Impact of plasmid-borne oqxAB on the development of fluoroquinolone resistance and bacterial fitness in Escherichia coli.

Objectives: To investigate the impact of plasmid-borne oqxAB genes on the development of fluoroquinolone resistance, mutations and bacterial fitness in Escherichia coli . Methods: MICs and mutation prevention concentrations were compared among E. coli strain TOP10 and two corresponding transformants harbouring the OqxAB-encoding plasmids. Mutants were selected by serial passages with the 0.5-fold MIC of ciprofloxacin, and were randomly selected to determine mutations. Bacterial fitness was evaluated by competition assays in vitro and in vivo . Results: The oqxAB -carrying plasmids contributed to a 4-8-fold increase in the ciprofloxacin MIC and increased the ciprofloxacin mutation prevention concentration by 8-16-fold. The MIC of ciprofloxacin for the two transformants increased faster than that of E. coli TOP10 by serial passaging. Novel mutations in gyrB (A468P or F458V) were first observed. Mutations in gyrA were distributed at codons 87 and 83 in the two transformants, whereas mutation A119E in gyrA dominated in the TOP10 mutants.

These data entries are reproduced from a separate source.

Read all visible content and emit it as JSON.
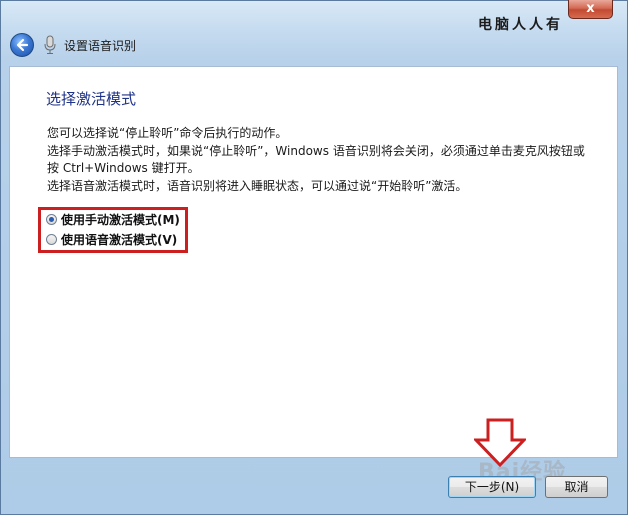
{
  "window": {
    "title": "设置语音识别",
    "close_glyph": "x",
    "watermark_text": "电脑人人有"
  },
  "page": {
    "heading": "选择激活模式",
    "description_lines": [
      "您可以选择说“停止聆听”命令后执行的动作。",
      "选择手动激活模式时，如果说“停止聆听”，Windows 语音识别将会关闭，必须通过单击麦克风按钮或",
      "按 Ctrl+Windows 键打开。",
      "选择语音激活模式时，语音识别将进入睡眠状态，可以通过说“开始聆听”激活。"
    ]
  },
  "options": [
    {
      "label": "使用手动激活模式(M)",
      "checked": true
    },
    {
      "label": "使用语音激活模式(V)",
      "checked": false
    }
  ],
  "buttons": {
    "next": "下一步(N)",
    "cancel": "取消"
  },
  "annotations": {
    "highlight_color": "#cc1f1f",
    "arrow_color": "#cc1f1f",
    "baidu_watermark": "Bai经验"
  },
  "icons": {
    "back": "back-arrow-icon",
    "mic": "microphone-icon",
    "close": "close-icon"
  }
}
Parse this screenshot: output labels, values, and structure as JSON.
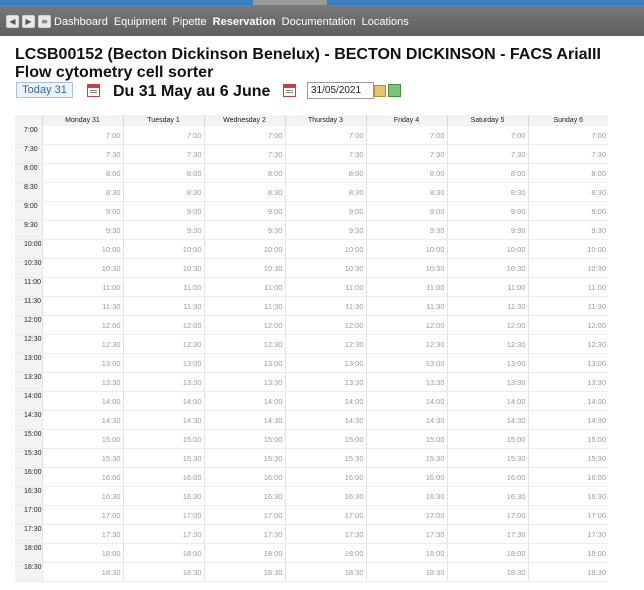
{
  "nav": {
    "icons": [
      "back-icon",
      "forward-icon",
      "menu-icon"
    ],
    "items": [
      "Dashboard",
      "Equipment",
      "Pipette",
      "Reservation",
      "Documentation",
      "Locations"
    ],
    "active": "Reservation"
  },
  "page": {
    "title": "LCSB00152 (Becton Dickinson Benelux) - BECTON DICKINSON - FACS AriaIII Flow cytometry cell sorter"
  },
  "controls": {
    "today_label": "Today 31",
    "week_label": "Du 31 May au 6 June",
    "date_value": "31/05/2021"
  },
  "calendar": {
    "days": [
      "Monday 31",
      "Tuesday 1",
      "Wednesday 2",
      "Thursday 3",
      "Friday 4",
      "Saturday 5",
      "Sunday 6"
    ],
    "times": [
      "7:00",
      "7:30",
      "8:00",
      "8:30",
      "9:00",
      "9:30",
      "10:00",
      "10:30",
      "11:00",
      "11:30",
      "12:00",
      "12:30",
      "13:00",
      "13:30",
      "14:00",
      "14:30",
      "15:00",
      "15:30",
      "16:00",
      "16:30",
      "17:00",
      "17:30",
      "18:00",
      "18:30"
    ]
  },
  "colors": {
    "accent_bar": "#3a7fc1",
    "today_text": "#2b6cb0",
    "calendar_icon": "#d33"
  }
}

Although the two oqxAB -bearing plasmids caused a decrease in fitness in vitro , their fitness increased when combined with more than one chromosomal mutation, and clear biological benefits were observed in vivo . The mutations in gyrB were associated with a fitness cost, which could be compensated for by additional mutations. The novel mutation gyrA ΔS83 significantly reduced biological fitness both in vitro and in vivo , and was thus quickly replaced by more beneficial mutations in the population. Conclusions: The possession of plasmid-borne oqxAB may facilitate the evolution of fluoroquinolone resistance, and the fitness cost of OqxAB-encoding plasmids could be compensated by additional chromosomal mutations.